Jeanne, her mouth hanging open in horror, watched her mother lean in and whisper into the knight’s ear. She could not believe what she was seeing.
She made ready to run.
Jeanne’s mother whispered so loudly everyone could hear it: “She likes to hide in the dung heap!”
“The dung heap?”
“Indeed!”
The bald knight looked at the other knights. The one with the lazy eye shrugged. “Peasants do like filth, don’t they?”
The bald one scratched his neck. “I suppose they do.”
“Oh, we do! We love it!” Jeanne’s mother agreed. Her husband, and all the other villagers, watched her uncertainly. Jeanne’s mother appealed to her neighbors. “The dung heap is where our little Jeanne is always hiding. Isn’t that so?”
A few of them slowly nodded. Marc son-of-Marc son-of-Marc angled his head in confusion.
“All right,” said the bald knight. “Where’s the dung heap?”
“Oh, this way, sir!
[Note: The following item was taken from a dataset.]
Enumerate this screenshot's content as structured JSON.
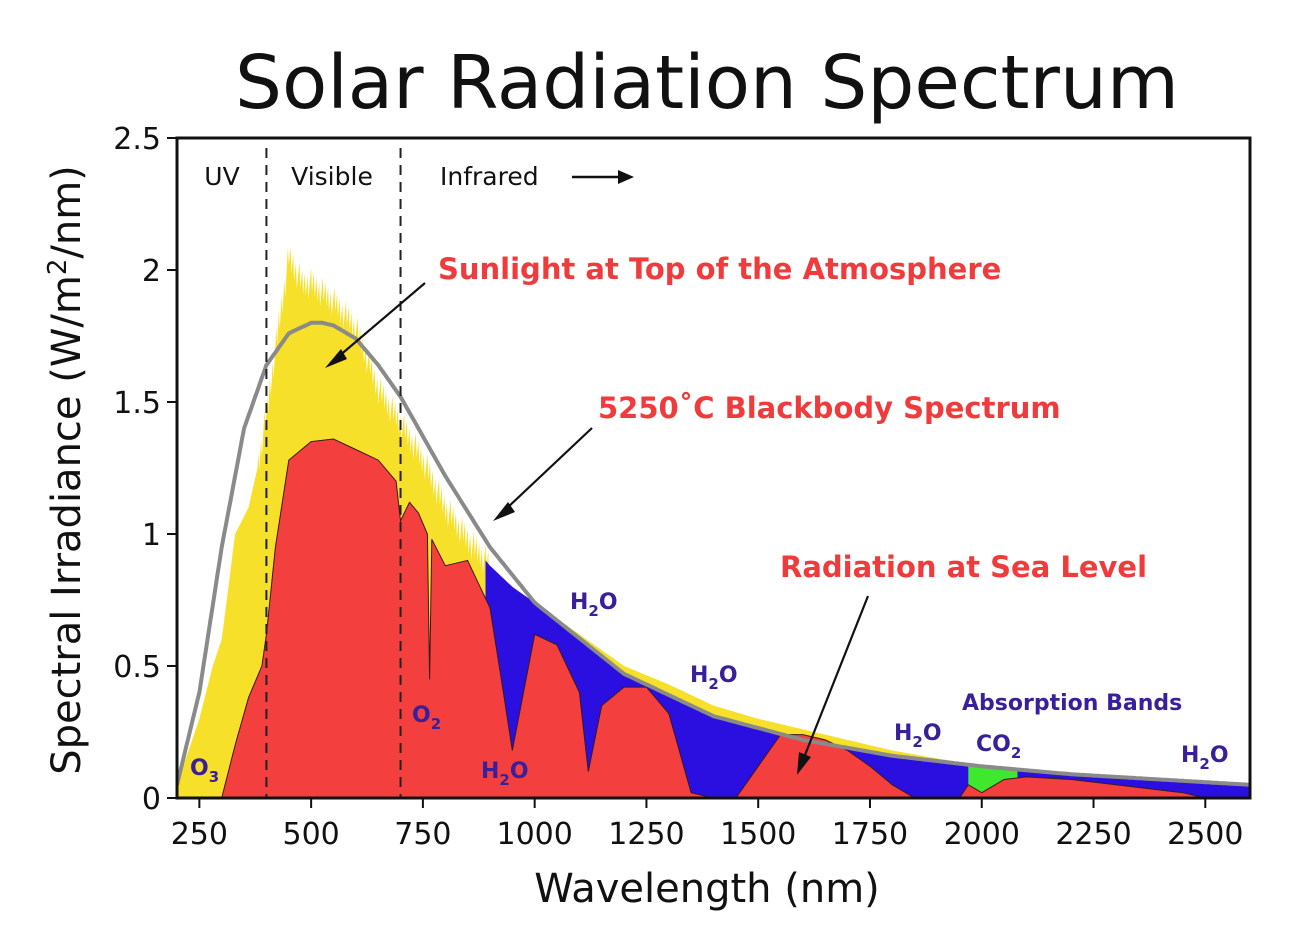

This way!” Jeanne’s mother led them around the house and to the main road. She walked east, to where the refuse sat by the river. The knights followed her, and the peasants followed them. Some villagers, already out in the fields, stopped their hoeing and gazed at the strange procession as it passed.
Jeanne quietly rose to her feet, collected the greyhound from where she lay, and led the dog gingerly along the shaded edge of the wood, keeping the knights in view.
After a few minutes’ walk, the group arrived at the small river and, beside it, a hill—brown, fly infested, half solid and half liquid—reeking with the fetid smell of feces.
The bald knight approached it, covering his face with a thick, hairy hand. “Well?” he demanded. “Where is she?”
Jeanne’s mother looked at him, so earnest and helpful. “Why, she’s inside it! That’s where she’s hiding! Right in the middle!” She appealed to her neighbors: “She’s always just taking that dung and piling it up on top of her, isn’t she?”